A high-ranking Costa Rican official said late Friday that the country remains willing to accept the deportation of Kilmar Abrego García, rebutting the Trump administration’s claims that the only possible destination for the Salvadoran immigrant is the West African nation of Liberia.
Security Minister Mario Zamora Cordero told The Washington Post that he had informed the U.S. Embassy in San José in August that the government would accept Abrego on humanitarian grounds and provide him legal residency. He reiterated that Costa Rica has the “highest human rights standards” and would receive Abrego “under humanitarian conditions that guarantee the full respect for his rights and liberties.”
“That position that we have expressed in the past remains valid and unchanged to this day,” Zamora Cordero said in a statement, responding to questions from The Post.
Costa Rica’s position contrasts sharply with the Trump administration’s court filings in recent weeks in a lawsuit Abrego’s lawyers filed seeking his release in the United States. Justice Department lawyers said in a legal brief Nov. 7 that the State Department determined Costa Rica would not accept him “without further negotiations and, likely, additional commitments from the United States.”
“Importantly, the Department of State advises that the Republic of Liberia is the only state willing to accept Petitioner without further negotiations or additional commitments by the United States,” the lawyers wrote.
Zamora Cordero said Costa Rica has not demanded additional negotiations.
“Costa Rica’s offer to receive Mr. Abrego Garcia for humanitarian reasons stands,” he said in the statement, adding that it would not require more negotiations.
Abrego, 30, is an undocumented immigrant who was living in Maryland with his American wife and children. He was arrested by federal immigration officers in March, and has spent most of the last eight months cycling in and out of prisons in the United States and El Salvador. The Trump administration illegally deported him to his native country that month despite a 2019 court order forbidding it because he could face persecution there from gangs.
After U.S. District Judge Paula Xinis in Maryland ordered the government in April to facilitate Abrego’s return to the United States, the administration returned him in June only after federal prosecutors had secured an indictment against him for human smuggling. He has pleaded not guilty and sought to return to his family in Maryland. The Trump administration has kept him in immigration detention and sought to deport him to an alternate country.

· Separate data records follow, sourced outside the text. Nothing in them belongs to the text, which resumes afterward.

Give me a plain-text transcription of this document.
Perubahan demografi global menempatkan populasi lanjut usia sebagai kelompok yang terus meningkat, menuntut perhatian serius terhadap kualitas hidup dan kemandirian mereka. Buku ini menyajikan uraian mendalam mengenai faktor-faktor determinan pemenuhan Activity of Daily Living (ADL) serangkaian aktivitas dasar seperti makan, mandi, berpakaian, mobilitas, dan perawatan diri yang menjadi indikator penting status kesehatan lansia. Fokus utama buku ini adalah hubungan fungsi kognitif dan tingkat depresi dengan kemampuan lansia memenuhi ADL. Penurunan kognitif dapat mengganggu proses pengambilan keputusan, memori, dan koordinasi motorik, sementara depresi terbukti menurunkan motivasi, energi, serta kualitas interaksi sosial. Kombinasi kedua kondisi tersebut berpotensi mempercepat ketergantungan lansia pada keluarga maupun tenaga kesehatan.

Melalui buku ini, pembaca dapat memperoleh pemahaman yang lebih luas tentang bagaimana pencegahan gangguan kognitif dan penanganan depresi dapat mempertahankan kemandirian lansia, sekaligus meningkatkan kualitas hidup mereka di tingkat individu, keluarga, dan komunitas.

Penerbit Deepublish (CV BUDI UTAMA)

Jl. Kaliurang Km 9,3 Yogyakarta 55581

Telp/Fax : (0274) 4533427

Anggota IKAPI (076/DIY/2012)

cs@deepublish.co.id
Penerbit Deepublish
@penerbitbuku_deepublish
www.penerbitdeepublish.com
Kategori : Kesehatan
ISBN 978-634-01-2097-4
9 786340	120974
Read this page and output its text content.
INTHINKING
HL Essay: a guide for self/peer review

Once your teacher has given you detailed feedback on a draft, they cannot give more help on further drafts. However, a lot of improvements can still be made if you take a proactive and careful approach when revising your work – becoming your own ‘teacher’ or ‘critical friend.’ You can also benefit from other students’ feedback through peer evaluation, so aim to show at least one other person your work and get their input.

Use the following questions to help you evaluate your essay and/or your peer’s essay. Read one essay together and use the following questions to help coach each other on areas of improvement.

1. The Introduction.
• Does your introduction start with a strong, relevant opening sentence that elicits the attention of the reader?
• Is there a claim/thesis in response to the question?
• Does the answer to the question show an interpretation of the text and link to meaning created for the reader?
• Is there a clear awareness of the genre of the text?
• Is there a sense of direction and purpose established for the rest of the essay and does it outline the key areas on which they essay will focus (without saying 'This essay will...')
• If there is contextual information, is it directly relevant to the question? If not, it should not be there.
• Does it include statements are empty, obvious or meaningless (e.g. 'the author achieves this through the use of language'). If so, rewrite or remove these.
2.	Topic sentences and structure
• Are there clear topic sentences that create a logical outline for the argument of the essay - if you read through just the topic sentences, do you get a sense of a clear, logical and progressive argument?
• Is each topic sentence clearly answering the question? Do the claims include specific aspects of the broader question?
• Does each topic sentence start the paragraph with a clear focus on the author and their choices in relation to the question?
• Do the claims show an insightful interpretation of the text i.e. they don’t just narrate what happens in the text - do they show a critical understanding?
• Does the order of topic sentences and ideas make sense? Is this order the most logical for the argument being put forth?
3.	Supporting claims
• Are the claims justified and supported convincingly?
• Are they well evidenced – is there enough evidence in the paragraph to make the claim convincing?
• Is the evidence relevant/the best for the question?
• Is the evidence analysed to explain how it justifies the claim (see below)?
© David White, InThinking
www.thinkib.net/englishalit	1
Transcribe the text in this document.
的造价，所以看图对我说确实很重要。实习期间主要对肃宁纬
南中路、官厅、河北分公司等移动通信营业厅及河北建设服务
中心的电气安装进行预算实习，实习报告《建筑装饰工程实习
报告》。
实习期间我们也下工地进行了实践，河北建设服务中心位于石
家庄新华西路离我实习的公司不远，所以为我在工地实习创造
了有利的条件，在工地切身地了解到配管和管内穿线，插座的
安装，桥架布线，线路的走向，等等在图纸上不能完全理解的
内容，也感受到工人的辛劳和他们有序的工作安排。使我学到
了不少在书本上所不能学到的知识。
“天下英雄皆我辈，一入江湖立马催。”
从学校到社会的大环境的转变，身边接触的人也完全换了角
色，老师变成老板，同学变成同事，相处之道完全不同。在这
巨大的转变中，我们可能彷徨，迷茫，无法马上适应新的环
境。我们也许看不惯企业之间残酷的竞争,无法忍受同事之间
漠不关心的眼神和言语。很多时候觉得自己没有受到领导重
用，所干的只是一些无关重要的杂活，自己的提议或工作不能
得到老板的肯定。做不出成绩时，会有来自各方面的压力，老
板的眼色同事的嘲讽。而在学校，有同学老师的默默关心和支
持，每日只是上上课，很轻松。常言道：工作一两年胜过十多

The Trump administration’s assertion that he could only be sent to Liberia puzzled Xinis during a hearing on the case Thursday in Greenbelt, Maryland. She asked officials why they could not send Abrego to Costa Rica, noting that he was willing to go to that country, and expressed frustration that she did not have answers.
“That is not an open door,” Justice Department lawyer Drew Ensign replied. He suggested that Abrego could travel to Costa Rica after officers deport him to Liberia.
“Why do that, though?” the judge said.
Lawyers for Abrego have said the Trump administration is threatening to send him to African nations where he has never lived and has no family, friends or other contacts as punishment for asserting his legal rights and having challenged his deportation in March.
Simon Sandoval-Moshenberg, one of his lawyers, said Friday that Costa Rica’s response “is just further evidence confirming what’s obvious to anyone that’s been paying any attention to this case, which is that the government is not acting in any normal way to carry out normal immigration procedures with respect to Mr. Abrego Garcia.”
He added that the administration is “trying to punish him. The only reason they don’t want to send him to Costa Rica is because he wants to go to Costa Rica.”
In August, the night before Abrego was set to be released from a Tennessee jail pending trial in the criminal case, federal prosecutors urged him to plead guilty to two counts of human smuggling, serve his sentence and be deported to Costa Rica, a Spanish-speaking country regarded as the safest in Central America.
When he declined, choosing to await trial with his family in Maryland, officials threatened to deport him within days to Uganda, a nation the State Department says is at ongoing risk of terrorist attacks, court records show. Abrego’s lawyers protested that the threat was to coercehim into pleading guilty.
After that fell through, they attempted to send him to Eswatini, Ghana, and then to Liberia.